The fact that the close approach of an airplane to the ground is accompanied by substantial changes in its aerodynamic characteristics has been known for some time.
This is the opening statement in an NACA report by J. W. Wetmore and L. I. Turner, Jr. (1940). Ground effect theory dates from 1922 to 1924, with work by C. Wieselsberger in
Germany and H. Glauert in Britain. The stability and control effects of the close approach of an airplane to the ground primarily are in longitudinal control and trim. A conventional or tail-last airplane requires more nose-up longitudinal control to hold particular angles of attack, or to stall, near the ground. Likewise, the presence of the ground increases the amount of nose-up control required to lift the nose wheel during takeoff ground runs.

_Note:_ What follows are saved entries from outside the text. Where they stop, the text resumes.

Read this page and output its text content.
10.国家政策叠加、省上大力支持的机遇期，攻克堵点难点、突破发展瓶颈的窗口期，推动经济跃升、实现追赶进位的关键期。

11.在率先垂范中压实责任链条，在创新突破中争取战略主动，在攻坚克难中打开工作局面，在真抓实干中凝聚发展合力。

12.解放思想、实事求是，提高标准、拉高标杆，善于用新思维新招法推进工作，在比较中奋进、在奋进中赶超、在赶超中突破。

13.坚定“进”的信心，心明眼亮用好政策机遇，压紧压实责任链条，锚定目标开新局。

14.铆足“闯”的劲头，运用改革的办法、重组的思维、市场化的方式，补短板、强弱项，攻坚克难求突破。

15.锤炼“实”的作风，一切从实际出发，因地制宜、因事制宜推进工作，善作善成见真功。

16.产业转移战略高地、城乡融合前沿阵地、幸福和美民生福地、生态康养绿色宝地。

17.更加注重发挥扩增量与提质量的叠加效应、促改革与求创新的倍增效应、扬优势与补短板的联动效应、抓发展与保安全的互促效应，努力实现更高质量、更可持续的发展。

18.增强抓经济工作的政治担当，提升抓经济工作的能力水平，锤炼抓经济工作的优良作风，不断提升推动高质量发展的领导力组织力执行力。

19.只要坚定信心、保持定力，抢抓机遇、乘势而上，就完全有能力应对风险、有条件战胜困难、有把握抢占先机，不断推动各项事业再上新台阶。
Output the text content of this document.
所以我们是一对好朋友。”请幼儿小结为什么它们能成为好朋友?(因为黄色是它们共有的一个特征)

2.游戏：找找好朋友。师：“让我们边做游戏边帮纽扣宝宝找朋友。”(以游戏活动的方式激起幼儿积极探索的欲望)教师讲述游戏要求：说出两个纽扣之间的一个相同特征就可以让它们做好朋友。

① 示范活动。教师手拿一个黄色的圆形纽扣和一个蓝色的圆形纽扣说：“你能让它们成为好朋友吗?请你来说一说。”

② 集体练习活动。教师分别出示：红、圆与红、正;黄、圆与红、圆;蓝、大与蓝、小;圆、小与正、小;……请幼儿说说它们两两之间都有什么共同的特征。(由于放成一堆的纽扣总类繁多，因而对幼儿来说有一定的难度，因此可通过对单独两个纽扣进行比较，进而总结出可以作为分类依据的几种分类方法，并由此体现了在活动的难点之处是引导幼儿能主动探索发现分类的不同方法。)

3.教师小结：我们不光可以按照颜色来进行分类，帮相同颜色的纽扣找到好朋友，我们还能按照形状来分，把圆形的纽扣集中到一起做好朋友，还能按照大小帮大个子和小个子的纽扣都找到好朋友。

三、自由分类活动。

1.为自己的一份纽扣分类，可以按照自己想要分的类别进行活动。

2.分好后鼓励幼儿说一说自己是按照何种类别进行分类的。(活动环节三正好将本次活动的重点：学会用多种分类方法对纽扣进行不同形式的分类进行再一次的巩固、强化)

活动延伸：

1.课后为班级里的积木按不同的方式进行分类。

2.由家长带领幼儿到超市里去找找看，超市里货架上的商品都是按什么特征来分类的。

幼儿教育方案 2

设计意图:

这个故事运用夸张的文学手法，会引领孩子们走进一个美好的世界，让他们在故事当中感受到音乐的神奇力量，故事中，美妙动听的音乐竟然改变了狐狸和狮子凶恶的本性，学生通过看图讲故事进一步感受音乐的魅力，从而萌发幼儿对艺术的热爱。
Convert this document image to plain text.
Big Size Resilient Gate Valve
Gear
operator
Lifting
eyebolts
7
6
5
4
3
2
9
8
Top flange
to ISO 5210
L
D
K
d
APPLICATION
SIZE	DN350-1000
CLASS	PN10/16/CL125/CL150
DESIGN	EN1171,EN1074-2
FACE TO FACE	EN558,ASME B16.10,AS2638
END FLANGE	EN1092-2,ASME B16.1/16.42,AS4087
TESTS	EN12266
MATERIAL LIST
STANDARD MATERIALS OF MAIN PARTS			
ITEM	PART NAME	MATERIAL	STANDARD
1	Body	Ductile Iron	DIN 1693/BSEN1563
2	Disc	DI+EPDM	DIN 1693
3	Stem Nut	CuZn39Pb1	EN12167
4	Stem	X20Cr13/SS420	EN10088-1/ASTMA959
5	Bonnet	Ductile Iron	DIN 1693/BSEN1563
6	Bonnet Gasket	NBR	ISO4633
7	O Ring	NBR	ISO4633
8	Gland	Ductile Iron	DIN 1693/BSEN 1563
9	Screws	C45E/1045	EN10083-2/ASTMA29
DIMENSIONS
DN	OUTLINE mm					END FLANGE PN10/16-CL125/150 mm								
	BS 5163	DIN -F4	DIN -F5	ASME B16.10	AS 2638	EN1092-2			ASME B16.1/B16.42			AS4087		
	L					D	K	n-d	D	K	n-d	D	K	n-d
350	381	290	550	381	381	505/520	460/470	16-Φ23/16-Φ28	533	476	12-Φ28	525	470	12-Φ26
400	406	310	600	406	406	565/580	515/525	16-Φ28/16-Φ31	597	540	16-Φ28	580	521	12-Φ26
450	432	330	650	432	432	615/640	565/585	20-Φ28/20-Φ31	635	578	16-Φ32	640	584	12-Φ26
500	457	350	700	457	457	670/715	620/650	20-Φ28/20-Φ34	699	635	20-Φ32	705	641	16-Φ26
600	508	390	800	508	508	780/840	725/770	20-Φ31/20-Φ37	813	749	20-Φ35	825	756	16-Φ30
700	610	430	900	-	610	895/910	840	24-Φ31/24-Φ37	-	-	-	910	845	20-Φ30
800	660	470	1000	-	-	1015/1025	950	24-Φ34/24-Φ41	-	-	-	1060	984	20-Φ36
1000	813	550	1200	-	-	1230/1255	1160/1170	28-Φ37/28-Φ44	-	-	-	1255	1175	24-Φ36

It is interesting that the aerodynamics of an airplane model under test in a closed test section wind tunnel and that of a full-scale airplane near the ground are treated by similar theoretical methods. The solid flow boundaries caused by the wind-tunnel walls and by the ground under the airplane are represented in theory by images of the model or airplane whose downwash and sidewash flows just cancel the flow velocities that would ordinarily cross the solid boundaries.
The ground effect case is altogether simple, since a single image system does the cancellation exactly The required image is a mirror image of the airplane, the ground itself taken as the mirror’s surface. On the other hand, for closed test section wind-tunnel walls an infinite series of images is required. Of course the most distant images are neglected for practical calculations.
The mirror image method of representing ground effect carries over into the modern application of computational aerodynamics to stability and control. That is, vortex lattice models give ground effect on longitudinal control and trim when an image vortex lattice system is added to the basic airframe lattice. This application was used in estimating ground effect for a recent tailless airplane design.
In contrast to the generally well-understood ground effect theory and mathematical modeling, ground effect measurements in the wind tunnel and in-flight testing are usually less than satisfactory. Low-speed wind-tunnel model tests of new designs, if they are reasonably well funded, generally include a few ground board tests. A board spanning the wind tunnel and extending some distance ahead of and behind the model is supported at a distance representing the ground. Pitch runs with ground board in place and removed give the desired ground effect increments in lift, drag, and pitching moment.
There are two main problems with ground effect wind-tunnel model tests, aside from the normal scale or Reynolds number differences between model test and the full-scale airplane. The ground board installation itself creates flow blockage in the wind tunnel, with unwanted cross-flow and buoyancy influences on the measurements. Also, a boundary layer stands on the ground board, starting at the leading edge of the board. There is no analog to the ground board boundary layer in real landings or takeoffs. The ground board boundary layer can be minimized by bleeds or by using a moving belt in place of the ground board. However, blockage effects must somehow be subtracted from the data.
Ground effect flight tests are equally problematic, if one wants to measure actual increments in lift and control angles for trim rather than just whether the airplane has satisfactory control in the presence of the ground. The difficulty is of course maintaining stabilized flight at different angles of attack while flying with wheels inches from the ground and making measurements.
The Wetmore and Turner 1940 work that is quoted at the start of this section was a model of clever flight test design. The problem of getting stabilized flight near the ground was solved by taking ground effect measurements on a glider towed behind a car (Figure 14.7). Car buffs will enjoy the photo of NACA’s tow car. It appears to be a Chevrolet faired to resemble a Chrysler Airflow sedan. The glider pilot maintained the prescribed height above the ground by sighting targets mounted on the car.
Figure 14.7 Lift coefficient versus angle of attack at two distances from the ground, as measured with a Franklin PS-2 glider towed behind a car. (From Wetmore and Turner, NACA Rept. 695, 1940)
Stabilized flight near the ground could perhaps be maintained for modern ground effect tests using autopilot loops closed around height-finding signals, such as given by radar altimeters. Likewise, NASA has a model-launching rig at Langley Field that can obtain ground effect data without wind-tunnel ground board problems. The Langley rig also simulates any unsteady aerodynamic effects that may be significant. That is, real landings are dynamic affairs in that the airplane comes near the ground and lands in some time that may be short compared with the time required for stabilized flows to be established. Limited
vortex lattice calculations show that dynamic effects cause an increase in lift and pitching moment due to ground effect, as compared with steady-state conditions.